Breast tissue is most vulnerable to carcinogenic influences when it is growing and developing – during childhood and adolescence. Children are also especially susceptible to weight gain during adolescence.  Thus, this window of time is when a healthy diet is absolutely crucial. Animal studies have demonstrated that a high-fat diet or a body fat promoting diet during puberty promotes abnormal development of breast tissue and production of inflammatory molecules, which in turn may promote tumor growth.[6, 7] Adolescent diet was examined in the Nurses’ Health Study – greater consumption of vegetables during high school was associated with a decreased risk of breast cancer, and high glycemic index foods were associated with an increased risk. 
The typical American childhood diet of chicken fingers, French fries, and mac and cheese is not harmless – it is creating a cancer-friendly environment in children’s bodies.
As parents, we must feed our children healthful foods from an early age. This is the most effective protection from future chronic disease that we can provide for them. Healthy eating is a lifetime commitment, and we can give our children a head start. Our goal should be to instill healthy habits in our children so that they grow up at a healthy weight, appreciating healthy food and exercise, and hold on to those habits as adults. In order to do this, we must set a positive example, focusing on nutrient-dense, health-promoting foods.
Research is revealing the protective effects of natural foods against breast cancer. For example, mushrooms have anti-estrogenic activity, and regular mushroom consumption is associated with a 60% decrease in cancer risk.  Cruciferous vegetables such as watercress, other leafy greens, and broccoli contain compounds known to inhibit cancer cell growth. [10, 11]
Instead of wearing a pink ribbon, eat vegetables, onions and mushrooms – and make sure to feed some to your kids.
1. Maynard, M., et al., Fruit, vegetables, and antioxidants in childhood and risk of adult cancer: the Boyd Orr cohort. J Epidemiol Community Health, 2003. 57(3): p. 218-25.
2. Cleary, M.P. and M.E. Grossmann, Minireview: Obesity and breast cancer: the estrogen connection. Endocrinology, 2009. 150(6): p. 2537-42.

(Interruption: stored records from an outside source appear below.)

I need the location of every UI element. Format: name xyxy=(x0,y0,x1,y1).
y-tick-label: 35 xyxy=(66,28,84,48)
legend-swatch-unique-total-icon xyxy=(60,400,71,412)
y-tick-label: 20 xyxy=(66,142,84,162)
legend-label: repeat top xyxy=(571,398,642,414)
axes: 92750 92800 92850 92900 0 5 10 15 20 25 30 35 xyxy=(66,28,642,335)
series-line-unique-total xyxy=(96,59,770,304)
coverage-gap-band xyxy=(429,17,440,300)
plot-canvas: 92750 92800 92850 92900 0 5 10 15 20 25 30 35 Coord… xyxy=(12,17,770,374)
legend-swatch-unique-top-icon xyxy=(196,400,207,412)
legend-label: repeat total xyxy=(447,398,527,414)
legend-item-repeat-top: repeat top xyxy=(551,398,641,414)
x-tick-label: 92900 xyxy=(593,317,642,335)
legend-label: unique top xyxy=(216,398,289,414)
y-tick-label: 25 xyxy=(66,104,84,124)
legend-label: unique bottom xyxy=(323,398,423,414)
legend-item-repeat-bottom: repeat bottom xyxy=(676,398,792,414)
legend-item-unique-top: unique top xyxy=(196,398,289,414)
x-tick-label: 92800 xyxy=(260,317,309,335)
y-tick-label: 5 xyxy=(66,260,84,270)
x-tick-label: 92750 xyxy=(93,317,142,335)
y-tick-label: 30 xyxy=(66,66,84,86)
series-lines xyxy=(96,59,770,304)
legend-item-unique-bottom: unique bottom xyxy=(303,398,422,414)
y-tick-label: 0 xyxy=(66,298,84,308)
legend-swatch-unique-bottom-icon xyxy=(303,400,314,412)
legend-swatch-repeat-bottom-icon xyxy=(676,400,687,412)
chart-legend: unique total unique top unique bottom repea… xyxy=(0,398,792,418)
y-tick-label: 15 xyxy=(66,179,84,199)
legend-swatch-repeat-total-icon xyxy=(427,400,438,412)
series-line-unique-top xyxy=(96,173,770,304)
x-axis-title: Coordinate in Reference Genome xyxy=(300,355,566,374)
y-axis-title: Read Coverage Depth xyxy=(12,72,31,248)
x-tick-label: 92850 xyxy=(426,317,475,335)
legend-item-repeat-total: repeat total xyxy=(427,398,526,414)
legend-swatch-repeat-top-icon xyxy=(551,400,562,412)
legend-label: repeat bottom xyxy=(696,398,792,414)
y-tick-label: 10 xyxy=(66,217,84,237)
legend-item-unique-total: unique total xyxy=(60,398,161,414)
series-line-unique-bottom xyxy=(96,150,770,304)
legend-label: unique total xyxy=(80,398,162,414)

3. Abrahamson, P.E., et al., General and abdominal obesity and survival among young women with breast cancer. Cancer Epidemiol Biomarkers Prev, 2006. 15(10): p. 1871-7.
4. Ogden, C.L., et al., Prevalence of high body mass index in US children and adolescents, 2007-2008. JAMA, 2010. 303(3): p. 242-9.
5. Jasik, C.B. and R.H. Lustig, Adolescent obesity and puberty: the "perfect storm". Ann N Y Acad Sci, 2008. 1135: p. 265-79.
6. Olson, L.K., et al., Pubertal exposure to high fat diet causes mouse strain-dependent alterations in mammary gland development and estrogen responsiveness. Int J Obes (Lond), 2010. 34(9): p. 1415-26.
7. Michigan State University: High-fat diet during puberty linked to breast cancer risk later in life. 2010; Available from: http://news.msu.edu/story/8233/.
8. Frazier, A.L., et al., Adolescent diet and risk of breast cancer. Cancer Causes Control, 2004. 15(1): p. 73-82.
9. Zhang, M., et al., Dietary intakes of mushrooms and green tea combine to reduce the risk of breast cancer in Chinese women. Int J Cancer, 2009. 124(6): p. 1404-8.
10. Clarke, J., R. Dashwood, and E. Ho, Multi-targeted prevention of cancer by sulforaphane. Cancer Letters, 2008. 269(2): p. 291-304.
11. Higdon, J., et al., Cruciferous vegetables and human cancer risk: epidemiologic evidence and mechanistic basis. Pharmacological Research, 2007. 55(3): p. 224-236.